[Date Prev][Date Next][Thread Prev][Thread Next][Date Index][Thread Index]
[mpi-21] [mpi-3] Some thoughts on MPI 2.1, 2.2, 3.0
Dear all,
since I will not be present at the meeting next week, here are some thoughts
on the process from MPI 2.1 and onwards.
MPI 2.1
=======
Some clarifications on
* semantics of one-sided synchronization, the memory model, public and
private windows (see email discussion 2003 - I hope to find time soon to
read Chapter 6 carefully, and make a concrete suggestion)
* what thread-safety really means (see 2007 paper in Parallel Computing by
Bill and Rajeev)
would in my opinion be in order and helpful to the user.
Progress rule????? In my opinion enough should be said to make clear that/how
it is possible to implement MPI without a dedicated progress thread. Many
will disagree.
MPI 2.2
=======
Focus on MPI as a tool for library building, and repair what is missing
in this respect. This may prevent bloating of the standard by things which
can (and should) properly be implemented as separate libraries on top
of MPI (one example: non-blocking collectives). And even if new, ambitious
things are taken into MPI 3.0, this would have the advantage of making
a good prototype implementations in terms of existing MPI 2.2 functionality
possible, fast.
In this respect, one thing that is missing is pack/unpack functionality
for accessing only parts of MPI-typed buffers efficiently. This prevents the
user from efficiently implementing pipelined algorithms on structured
MPI data. It is known that such functionality can be provided.

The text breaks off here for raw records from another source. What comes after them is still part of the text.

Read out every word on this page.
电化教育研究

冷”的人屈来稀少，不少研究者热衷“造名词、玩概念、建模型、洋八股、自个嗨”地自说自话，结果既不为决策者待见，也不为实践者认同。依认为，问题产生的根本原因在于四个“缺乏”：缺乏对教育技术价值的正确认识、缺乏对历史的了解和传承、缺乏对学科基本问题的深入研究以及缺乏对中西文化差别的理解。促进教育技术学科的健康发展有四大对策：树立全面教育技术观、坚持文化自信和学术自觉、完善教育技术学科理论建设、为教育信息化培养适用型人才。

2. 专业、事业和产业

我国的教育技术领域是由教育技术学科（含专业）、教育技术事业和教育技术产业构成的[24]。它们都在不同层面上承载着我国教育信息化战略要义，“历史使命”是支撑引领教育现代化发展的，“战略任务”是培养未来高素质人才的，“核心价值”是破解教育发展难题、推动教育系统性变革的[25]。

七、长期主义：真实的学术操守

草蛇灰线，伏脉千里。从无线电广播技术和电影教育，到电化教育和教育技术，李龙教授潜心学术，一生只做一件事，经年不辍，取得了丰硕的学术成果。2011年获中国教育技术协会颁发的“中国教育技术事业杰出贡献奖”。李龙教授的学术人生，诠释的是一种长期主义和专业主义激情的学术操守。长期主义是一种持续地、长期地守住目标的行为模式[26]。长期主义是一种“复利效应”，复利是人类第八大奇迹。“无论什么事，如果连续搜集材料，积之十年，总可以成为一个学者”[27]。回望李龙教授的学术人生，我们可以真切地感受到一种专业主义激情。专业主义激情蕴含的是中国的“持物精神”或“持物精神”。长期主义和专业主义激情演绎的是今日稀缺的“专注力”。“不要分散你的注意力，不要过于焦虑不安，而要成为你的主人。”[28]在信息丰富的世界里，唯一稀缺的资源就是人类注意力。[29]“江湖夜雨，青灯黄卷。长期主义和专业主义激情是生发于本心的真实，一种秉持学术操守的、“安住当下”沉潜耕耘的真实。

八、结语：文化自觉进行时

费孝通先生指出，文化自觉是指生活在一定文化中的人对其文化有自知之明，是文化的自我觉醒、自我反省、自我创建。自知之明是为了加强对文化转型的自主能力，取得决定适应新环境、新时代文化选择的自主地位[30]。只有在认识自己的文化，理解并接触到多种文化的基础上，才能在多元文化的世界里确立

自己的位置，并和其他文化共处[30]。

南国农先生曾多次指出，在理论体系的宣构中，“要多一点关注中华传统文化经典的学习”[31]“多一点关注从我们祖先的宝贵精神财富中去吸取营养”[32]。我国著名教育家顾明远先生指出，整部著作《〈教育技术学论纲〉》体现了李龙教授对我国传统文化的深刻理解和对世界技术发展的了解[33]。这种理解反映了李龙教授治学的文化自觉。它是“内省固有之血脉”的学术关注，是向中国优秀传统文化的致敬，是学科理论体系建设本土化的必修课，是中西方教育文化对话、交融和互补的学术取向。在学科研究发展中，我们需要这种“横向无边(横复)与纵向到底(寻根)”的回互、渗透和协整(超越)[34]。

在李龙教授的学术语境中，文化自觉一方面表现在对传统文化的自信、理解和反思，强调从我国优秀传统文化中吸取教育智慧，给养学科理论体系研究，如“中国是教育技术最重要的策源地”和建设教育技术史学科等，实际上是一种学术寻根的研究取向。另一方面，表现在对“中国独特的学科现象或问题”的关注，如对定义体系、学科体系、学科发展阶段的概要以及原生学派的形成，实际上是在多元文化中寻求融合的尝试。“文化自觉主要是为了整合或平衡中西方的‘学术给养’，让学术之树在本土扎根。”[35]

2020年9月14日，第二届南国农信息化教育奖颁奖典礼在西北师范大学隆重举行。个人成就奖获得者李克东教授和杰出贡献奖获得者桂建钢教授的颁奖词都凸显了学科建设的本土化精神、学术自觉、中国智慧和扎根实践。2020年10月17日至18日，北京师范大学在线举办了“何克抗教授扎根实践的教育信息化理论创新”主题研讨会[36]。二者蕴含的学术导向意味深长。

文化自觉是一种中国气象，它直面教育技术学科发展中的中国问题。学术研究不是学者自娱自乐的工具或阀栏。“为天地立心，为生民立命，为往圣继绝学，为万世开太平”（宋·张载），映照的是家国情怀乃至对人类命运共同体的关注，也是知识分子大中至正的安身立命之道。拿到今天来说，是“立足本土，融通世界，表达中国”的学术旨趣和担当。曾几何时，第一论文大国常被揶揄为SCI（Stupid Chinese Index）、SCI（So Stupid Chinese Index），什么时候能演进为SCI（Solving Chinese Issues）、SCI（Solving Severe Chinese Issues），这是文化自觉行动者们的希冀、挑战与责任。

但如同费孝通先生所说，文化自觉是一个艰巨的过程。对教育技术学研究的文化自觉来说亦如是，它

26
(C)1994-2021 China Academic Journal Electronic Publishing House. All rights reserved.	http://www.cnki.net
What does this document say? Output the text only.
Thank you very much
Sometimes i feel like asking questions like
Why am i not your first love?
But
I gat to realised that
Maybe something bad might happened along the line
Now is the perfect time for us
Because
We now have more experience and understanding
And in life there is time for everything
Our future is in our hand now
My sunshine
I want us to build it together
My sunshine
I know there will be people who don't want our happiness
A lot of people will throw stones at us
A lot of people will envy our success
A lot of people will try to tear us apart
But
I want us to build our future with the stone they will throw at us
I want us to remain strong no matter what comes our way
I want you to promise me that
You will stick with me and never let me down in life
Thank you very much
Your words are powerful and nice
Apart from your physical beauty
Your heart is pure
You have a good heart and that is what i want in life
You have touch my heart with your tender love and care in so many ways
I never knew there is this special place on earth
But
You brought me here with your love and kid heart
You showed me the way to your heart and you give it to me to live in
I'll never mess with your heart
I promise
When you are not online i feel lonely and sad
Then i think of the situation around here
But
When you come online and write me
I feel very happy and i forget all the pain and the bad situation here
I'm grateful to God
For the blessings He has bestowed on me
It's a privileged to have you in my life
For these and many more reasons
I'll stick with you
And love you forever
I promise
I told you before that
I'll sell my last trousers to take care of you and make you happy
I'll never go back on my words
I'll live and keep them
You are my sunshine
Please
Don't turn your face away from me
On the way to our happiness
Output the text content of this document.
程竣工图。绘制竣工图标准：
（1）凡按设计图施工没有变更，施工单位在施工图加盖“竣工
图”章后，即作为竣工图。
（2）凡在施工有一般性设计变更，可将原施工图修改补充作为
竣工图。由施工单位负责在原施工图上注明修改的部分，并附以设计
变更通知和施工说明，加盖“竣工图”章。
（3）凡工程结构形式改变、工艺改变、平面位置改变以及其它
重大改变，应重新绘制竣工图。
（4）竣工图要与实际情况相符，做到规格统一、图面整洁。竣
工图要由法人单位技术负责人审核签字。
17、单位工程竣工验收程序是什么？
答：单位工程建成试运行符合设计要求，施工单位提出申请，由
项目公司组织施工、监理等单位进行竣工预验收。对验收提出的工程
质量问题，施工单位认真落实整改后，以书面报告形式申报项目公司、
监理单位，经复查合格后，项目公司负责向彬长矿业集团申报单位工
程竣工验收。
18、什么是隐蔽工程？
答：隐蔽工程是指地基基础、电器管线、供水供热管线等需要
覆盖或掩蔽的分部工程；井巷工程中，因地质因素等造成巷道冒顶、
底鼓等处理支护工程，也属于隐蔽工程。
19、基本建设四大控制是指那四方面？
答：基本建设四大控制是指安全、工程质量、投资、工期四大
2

I would be
happy to make a proposal for one of the next meetings.
Another lack in this respect could be the error-behavior of MPI. Being
more strict here could be a aid towards fault-tolerance, without actually
having to put new functionality into MPI. Of course, this has to done with
much care so not to compromise efficiency.
New collective:
---------------
[contradicting slightly the above]
MPI_Reduce_scatter_block - has been discussed in emails, a useful and minor
extension (has already been implemented in some libraries): easier to
use if known that blocks to be scattered have the same size, overhead can be
saved in implementation inside MPI library.
MPI_Exscan_all - found in BSP libraries. As exscan, but the global
sum(i=0,p-1) is also computed and distributed to all processes. Ask BSP
experts/users if there is reason enough?
New built-in binary reduction operators:
----------------------------------------
[This is not a strong proposal, but I'm mentioning it as something that
could be discussed]
It would be tempting to use the MPI pair-datatypes for segmented
scans/reductions (start of each segment is marked), selective
reductions (only marked elements are reduced), and for the following
problem: find out whether all processes have contributed the same value
(this seems to require - correct me if I'm wrong - two MPI_Allreduce's,
first to find a global min or max, second to determine if all processes
did contribute this value). Operators like
MPI_SEGMENTED_SUM, ...
MPI_SELECTIVE_SUM, ...
MPI_ALL_MAX, MPI_ALL_MIN - computes in the value part of the pair min or
max, respectively, sets flag part true if both value arguments are equal
could be added for these problems (but must not - can all be implemented
as user-defined ops; argument in favor is convenience for the user, and
better performance).
MPI 3.0
=======
I agree with Steven that the standard does not always distinguish well
between "advice to users" and "advice to implementers". It would be nice to
rewrite, but this is probably too dangerous. Precision could be
improved at some essential places (communication, progress, ...), but I
don't think a formal specification is the way to go, for the following
reasons: Which formalism is sufficient, complete, feasible (I don't
think there is any), will this be accessible and useful in any way to
the user/reader of the standard (easily the answer becomes no), will it
help the implementer (probably yes, if he knows the formalism well, otherwise
not), how to ensure that the formal specification is correct (unsolved), ???
An issue that has so far not been raised is
* Improved topology functionality
As is, the functionality is not really scalable (graph topologies),
and have shortcomings in many other respects, e.g. it does not really
convey enough information to the MPI implementation to allow an
efficient process reordering. I have discussed some of these
shortcomings in papers, and think the issue deserves airing in the
meetings, at least. Of course, the decision may be to leave the
chapter as is; or more radically: to deprecate most of this
functionality (with the intention of having special libraries for this
kind of stuff). My suggestion would be to take the library building
approach: what is needed from MPI to make a broad range of process
remapping libraries possible on top of MPI, and would be happy to make
a proposal for what could be done for one of the upcoming meetings.